Chemise : 1 - Laudette : 0,5

IMG_5814

Puis le jour est venu de m'atteler à la patte de boutonnage... C'était un mardi, jour de couture, puisque je suis libre, ce jour là, dès 13 h. Tout allait plutôt bien (j'avais monté un côté de la patte de boutonnage supérieure, celle qui se trouve sur le dessus et porte le passepoil) quand la vérité m'a sauté aux yeux : ça fronçait. J'ai bien essayé de tirer dessus (mais non, pas à la carabine ! Quoique l'envie était forte...), j'ai regardé ailleurs, plissé les yeux, envisagé de repasser la chose au fer brulant... Rien à faire. Le soir, j'ai tout défait.

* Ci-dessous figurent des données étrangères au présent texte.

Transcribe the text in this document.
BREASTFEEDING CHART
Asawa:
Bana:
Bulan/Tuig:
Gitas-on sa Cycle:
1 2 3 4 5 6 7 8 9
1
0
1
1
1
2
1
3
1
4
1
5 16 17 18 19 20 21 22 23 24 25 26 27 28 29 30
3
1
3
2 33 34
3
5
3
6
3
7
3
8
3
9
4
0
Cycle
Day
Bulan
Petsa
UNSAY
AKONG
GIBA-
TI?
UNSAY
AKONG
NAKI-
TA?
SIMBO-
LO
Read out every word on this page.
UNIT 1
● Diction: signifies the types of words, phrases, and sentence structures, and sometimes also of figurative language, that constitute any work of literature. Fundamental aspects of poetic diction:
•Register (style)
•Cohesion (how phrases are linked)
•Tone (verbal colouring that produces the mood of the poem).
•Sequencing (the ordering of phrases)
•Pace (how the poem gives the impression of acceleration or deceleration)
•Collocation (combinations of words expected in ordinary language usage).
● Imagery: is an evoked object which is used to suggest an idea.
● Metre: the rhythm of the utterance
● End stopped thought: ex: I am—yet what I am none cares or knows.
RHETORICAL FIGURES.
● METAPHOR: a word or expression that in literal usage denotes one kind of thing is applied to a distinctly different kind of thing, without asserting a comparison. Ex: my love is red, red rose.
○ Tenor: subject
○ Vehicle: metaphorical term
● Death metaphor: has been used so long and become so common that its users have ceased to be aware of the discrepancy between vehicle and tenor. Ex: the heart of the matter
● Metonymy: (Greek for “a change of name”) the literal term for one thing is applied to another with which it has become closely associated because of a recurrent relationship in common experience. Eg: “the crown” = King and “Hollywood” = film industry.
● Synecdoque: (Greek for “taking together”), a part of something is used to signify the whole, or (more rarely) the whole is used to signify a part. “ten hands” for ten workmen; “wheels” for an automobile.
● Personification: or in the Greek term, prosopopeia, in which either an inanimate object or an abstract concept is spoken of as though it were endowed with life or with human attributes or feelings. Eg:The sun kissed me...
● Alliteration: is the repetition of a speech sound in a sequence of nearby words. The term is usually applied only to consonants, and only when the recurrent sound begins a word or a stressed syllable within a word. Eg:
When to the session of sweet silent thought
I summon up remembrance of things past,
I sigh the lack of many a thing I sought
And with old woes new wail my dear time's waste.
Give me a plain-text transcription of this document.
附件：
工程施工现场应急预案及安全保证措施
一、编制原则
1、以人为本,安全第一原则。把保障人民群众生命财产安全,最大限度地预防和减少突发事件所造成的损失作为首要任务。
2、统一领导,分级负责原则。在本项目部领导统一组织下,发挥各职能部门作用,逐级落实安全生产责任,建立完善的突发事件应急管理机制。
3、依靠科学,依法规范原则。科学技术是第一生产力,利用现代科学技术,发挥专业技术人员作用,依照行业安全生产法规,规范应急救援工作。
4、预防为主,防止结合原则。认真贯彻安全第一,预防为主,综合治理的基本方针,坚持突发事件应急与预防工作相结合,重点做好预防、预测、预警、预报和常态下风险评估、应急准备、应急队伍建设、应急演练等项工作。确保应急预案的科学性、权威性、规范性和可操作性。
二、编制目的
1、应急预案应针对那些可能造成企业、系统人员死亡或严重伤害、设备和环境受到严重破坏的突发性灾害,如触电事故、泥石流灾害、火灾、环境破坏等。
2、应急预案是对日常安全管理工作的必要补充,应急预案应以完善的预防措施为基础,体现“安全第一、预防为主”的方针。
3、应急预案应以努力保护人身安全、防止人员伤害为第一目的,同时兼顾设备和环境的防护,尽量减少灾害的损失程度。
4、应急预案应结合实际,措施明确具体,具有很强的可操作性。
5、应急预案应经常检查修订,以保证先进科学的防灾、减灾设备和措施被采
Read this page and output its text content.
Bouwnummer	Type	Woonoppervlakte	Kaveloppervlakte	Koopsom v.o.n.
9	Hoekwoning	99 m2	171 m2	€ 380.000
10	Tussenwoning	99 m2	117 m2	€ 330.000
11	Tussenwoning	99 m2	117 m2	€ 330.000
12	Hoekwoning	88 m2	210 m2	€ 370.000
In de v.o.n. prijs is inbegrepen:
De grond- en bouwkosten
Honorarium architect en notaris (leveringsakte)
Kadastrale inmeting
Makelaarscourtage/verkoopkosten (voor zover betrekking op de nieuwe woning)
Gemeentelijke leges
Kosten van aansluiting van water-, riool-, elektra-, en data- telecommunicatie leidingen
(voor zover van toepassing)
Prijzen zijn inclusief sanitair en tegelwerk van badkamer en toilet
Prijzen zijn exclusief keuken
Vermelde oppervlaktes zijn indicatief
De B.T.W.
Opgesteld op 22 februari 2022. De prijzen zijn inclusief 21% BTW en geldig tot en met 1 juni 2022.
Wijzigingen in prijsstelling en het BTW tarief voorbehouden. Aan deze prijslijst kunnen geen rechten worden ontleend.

Chemise : 1 - Laudette : 0

Dans la semaine, il m'a fallu me rendre à l'évidence... A couper mon passepoil comme une forcenée, je n'en avais plus assez pour finir : deux ou trois (ou quatre) coups de ciseau malheureux avaient eu raison du stock acheté en comptant large. Bref, je me rends à la mercerie (en contemplant au passage les vitrines dans lesquelles s'étalent des chemises en solde adorables et pas chères et FAITES...), achète mon biais en racontant mes malheurs, et rentre à la maison sans le cordon nécessaire pour changer le biais en passepoil. On est samedi soir. Je suis bloquée jusqu'au mardi suivant ! Qu'est-ce qu'il dirait Freud ? Acte manqué, c'est ça ? Ou comment s'éviter un échec en ne se présentant pas devant l'obstacle...

Chemise : 1 - Laudette : forfait

Cinq jours plus tard, je remets l'ouvrage sur le métier en alignant les motifs pour éviter toute fronce, prends soin de tenir le passepoil bien lache. Trois jours après cet effort suprême - et couronné de succès, enfin presque - je veux coudre le deuxième côté de la fameuse patte... et là, l'horreur. Ma MAC ne coud plus, ou plus exactement, elle ne fait plus des points, mais un fil tendu coulissant dans des boucles. Retentative, trois enfilages, cris, lamentations... me voilà chez Singer, où ma machine, sur un tissu lambda, se met à se comporter comme une élève modèle. Je prends un sermon gentil, j'ai dû mal enfiler, la canette devait être mal passée... c'est quand même pas plus mal que si c'était pire...

Je reviens à la maison et me remets à l'oeuvre, avec l'enfilage Singer, et aussitôt au contact de la chemise maudite, la Mac déraille. En fait, elle en a ras le bol, elle aussi, des pois verts sur fond gris, du passepoil, de mes mauvaises vibrations...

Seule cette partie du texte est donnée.